26 de novembro de 2014

A Secretaria da Saúde do Estado reunirá técnicos da vigilância e controle de reservatórios e vetores das Coordenadorias Regionais de Saúde, dos centros de controle de zoonoses e gestores municipais da saúde dos municípios da macrorregião do Cariri para discutir a gestão das atividades de rotina dos serviços de vigilância e controle da doença e assim reforçar o enfrentamento da situação endêmica da leishmaniose visceral. O Seminário de Gestão da Vigilância e Controle da Leishmaniose Visceral no Cariri será realizado nesta quinta-feira, 27 de novembro, das 8 às 17 horas, no Hospital São Vicente, Avenida Coronel João Coelho, 299, Centro, em Barbalha. Além da apresentação do quadro epidemiológico da doença, será demonstrada a operacionalização dos centros de controle de zoonoses e discutidos aspectos legais e éticos do controle das leishmanioses.

As leishmanioses são um conjunto de doenças causadas por protozoários transmitidas ao homem (e também a outras espécies de mamíferos) por insetos vetores ou transmissores. De modo geral, essas enfermidades se dividem em leishmanioses tegumentares, que atacam a pele e as mucosas, e viscerais (ou calazar), que atacam os órgãos internos. A leshmaniose visceral é transmitida pela picada do inseto comumente conhecido como mosquito palha. Se picar um cachorro contaminado e depois uma pessoa, essa pessoa pode ficar doente. A leishmaniose visceral humana é uma doença infecciosa, mas não contagiosa. Segundo o Ministério da Saúde, crianças e idosos são mais suscetíveis à enfermidade, que pode levar a óbito até 90% dos casos não tratados.

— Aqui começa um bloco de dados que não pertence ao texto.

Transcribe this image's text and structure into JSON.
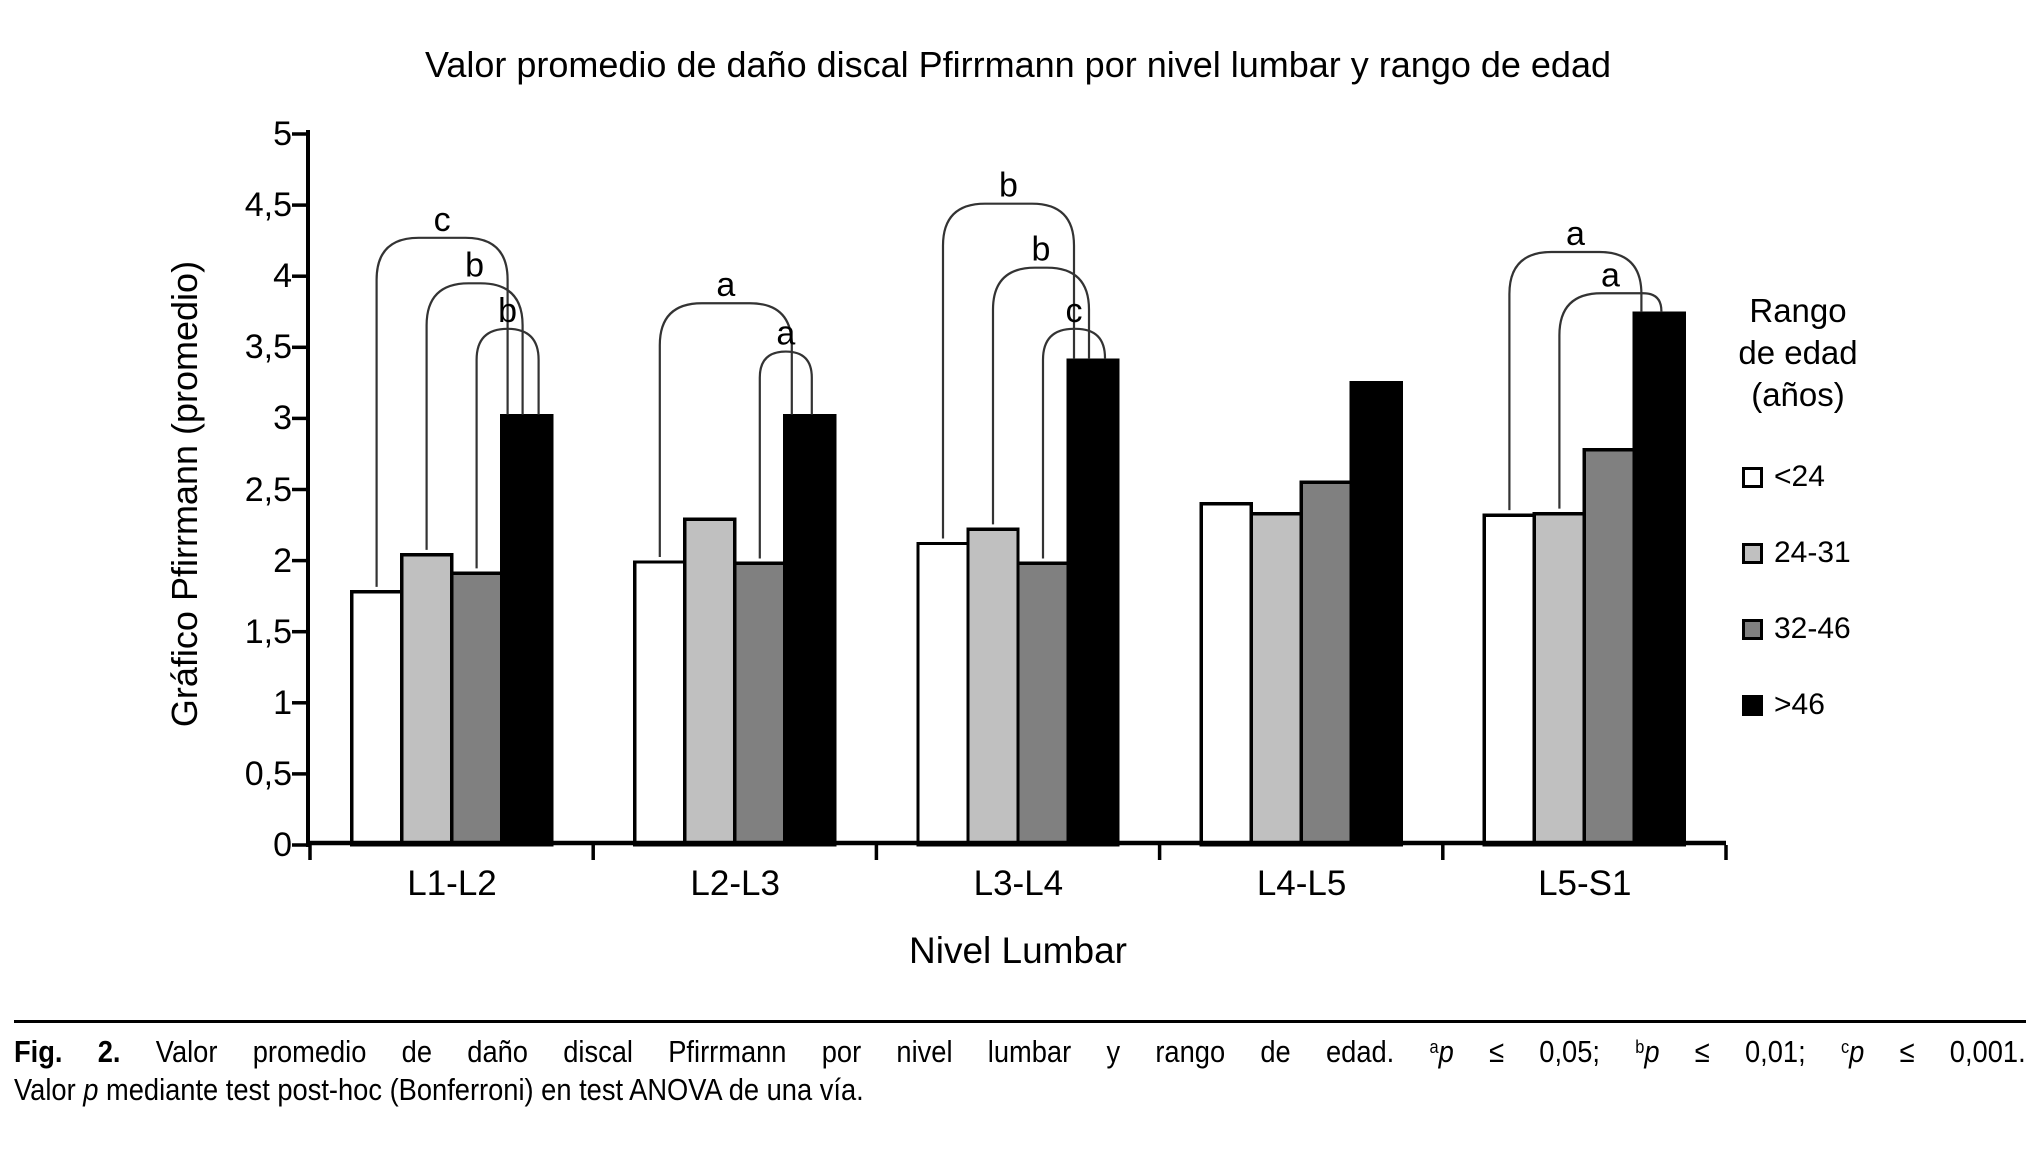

O tratamento é oferecido gratuitamente pelo Sistema Único de Saúde (SUS), que indica repouso, boa alimentação e o uso de medicamento por um período de 15 a 30 dias, dependendo da gravidade.

A expansão de áreas endêmicas da leishamaniose se deve às transformações no ambiente, provocadas pelo intenso processo migratório, por agressões ambientais, por pressões econômicas ou sociais, processo de urbanização crescente, o esvaziamento rural e as secas periódicas, que acarretam o aparecimento de novos focos. Estudos demonstraram forte evidência da relação entre o fenômeno El Niño e o risco de epidemia de doenças transmitidas por vetores em várias regiões do mundo, incluindo o calazar no Nordeste brasileiro. De 2010 a 2012, o Ceará foi responsável por 15% do total de casos e de óbitos por leishmaniose visceral do País. Nos últimos quatro anos foram registrados no Estado 1.341 casos humanos da doença, com 163 óbitos. Neste ano, até o mês de outubro, foram confirmados 361 casos e 23 óbitos, com uma taxa de letalidade de 6,37%.